Sun réussira-t-il son entrée sur le terrain des RIA ?

Après Adobe et Microsoft, c'est au tour de Sun de se positionner sur les interfaces Internet riches. Face à Flex et Silverlight, le groupe place toutes ses espérances dans la brique JavaFX.

Il aura fallu près d'un an entre son annonce et sa disponibilité, mais c'est désormais chose faite. Sun a levé le voile fin juillet sur une pré-version de son kit de développement JavaFX (JavaFX SDK Preview). Un outil conçu pour construire des applications Internet riches (RIA) en utilisant sa plate-forme Java. Avec cette technologie, le groupe entend proposer une alternative aux environnements Flex d'Adobe et WPF/Silverlight de Microsoft.

JavaFX est issu du projet F3 (Form Follows Function) de Chris Olivier. Cette technologie permet de projeter sur un navigateur client des appliquettes intégrant des animations 2D/3D, de l'audio, et de la vidéo (via le support de codecs).
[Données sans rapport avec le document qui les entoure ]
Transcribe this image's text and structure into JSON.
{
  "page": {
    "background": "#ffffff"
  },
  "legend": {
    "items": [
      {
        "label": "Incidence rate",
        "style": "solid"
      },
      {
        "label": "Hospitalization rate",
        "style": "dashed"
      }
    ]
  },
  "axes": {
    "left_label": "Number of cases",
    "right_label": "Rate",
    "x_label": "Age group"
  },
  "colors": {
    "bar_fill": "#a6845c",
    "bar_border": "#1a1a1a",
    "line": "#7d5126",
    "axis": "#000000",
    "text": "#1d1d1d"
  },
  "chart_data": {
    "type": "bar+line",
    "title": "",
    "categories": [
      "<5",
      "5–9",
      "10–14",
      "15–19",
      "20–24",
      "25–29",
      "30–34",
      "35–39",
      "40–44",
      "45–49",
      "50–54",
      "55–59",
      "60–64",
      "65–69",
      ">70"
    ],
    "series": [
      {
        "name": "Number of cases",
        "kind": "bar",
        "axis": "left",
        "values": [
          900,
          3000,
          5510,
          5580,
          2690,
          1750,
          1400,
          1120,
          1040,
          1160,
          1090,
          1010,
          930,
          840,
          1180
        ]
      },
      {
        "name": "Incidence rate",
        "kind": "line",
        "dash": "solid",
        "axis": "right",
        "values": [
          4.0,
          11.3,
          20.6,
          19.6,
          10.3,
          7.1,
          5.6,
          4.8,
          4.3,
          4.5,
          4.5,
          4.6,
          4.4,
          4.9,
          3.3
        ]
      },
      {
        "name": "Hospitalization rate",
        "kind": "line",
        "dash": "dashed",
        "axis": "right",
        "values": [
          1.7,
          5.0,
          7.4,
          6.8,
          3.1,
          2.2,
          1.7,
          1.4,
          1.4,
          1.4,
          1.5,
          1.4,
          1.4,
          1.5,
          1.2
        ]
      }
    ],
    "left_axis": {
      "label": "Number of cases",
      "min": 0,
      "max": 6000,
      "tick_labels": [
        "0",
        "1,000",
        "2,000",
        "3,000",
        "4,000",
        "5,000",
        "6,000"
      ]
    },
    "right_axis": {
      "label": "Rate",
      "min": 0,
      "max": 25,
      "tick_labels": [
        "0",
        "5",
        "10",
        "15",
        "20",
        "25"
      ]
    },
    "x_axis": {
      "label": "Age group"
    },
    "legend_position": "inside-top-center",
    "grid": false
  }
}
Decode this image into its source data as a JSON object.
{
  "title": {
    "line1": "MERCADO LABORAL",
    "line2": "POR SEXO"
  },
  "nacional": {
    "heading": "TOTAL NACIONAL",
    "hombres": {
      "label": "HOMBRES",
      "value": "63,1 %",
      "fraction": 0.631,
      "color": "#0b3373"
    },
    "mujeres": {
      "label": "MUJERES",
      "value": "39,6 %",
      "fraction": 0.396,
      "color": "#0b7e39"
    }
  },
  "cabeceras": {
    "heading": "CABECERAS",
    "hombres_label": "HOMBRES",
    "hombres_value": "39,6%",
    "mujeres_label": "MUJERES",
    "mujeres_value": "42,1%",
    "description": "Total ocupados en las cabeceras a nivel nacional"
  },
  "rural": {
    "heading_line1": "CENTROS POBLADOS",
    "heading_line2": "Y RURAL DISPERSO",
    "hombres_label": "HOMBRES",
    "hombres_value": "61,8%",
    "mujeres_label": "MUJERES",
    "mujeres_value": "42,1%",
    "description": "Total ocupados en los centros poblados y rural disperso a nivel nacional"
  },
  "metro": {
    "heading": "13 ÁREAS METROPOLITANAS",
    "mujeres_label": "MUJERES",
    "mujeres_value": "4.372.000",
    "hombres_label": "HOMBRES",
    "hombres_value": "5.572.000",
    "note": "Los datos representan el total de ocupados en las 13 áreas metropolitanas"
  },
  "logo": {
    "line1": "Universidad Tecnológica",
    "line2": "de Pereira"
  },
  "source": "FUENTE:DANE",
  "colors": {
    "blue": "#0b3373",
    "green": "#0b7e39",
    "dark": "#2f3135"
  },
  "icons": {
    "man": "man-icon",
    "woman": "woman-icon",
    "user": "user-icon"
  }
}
Extension du langage Java, JavaFX bénéficie des avantages de son modèle de programmation (structuration du code, réutilisation...). Et vis-à-vis de ses deux principaux concurrents, il bénéficie également de la portabilité de ce langage. Ce qui permet aux applications JavaFX de s'exécuter sur n'importe quel système disposant d'une machine virtuelle Java - de l'ordinateur de bureau au téléphone mobile.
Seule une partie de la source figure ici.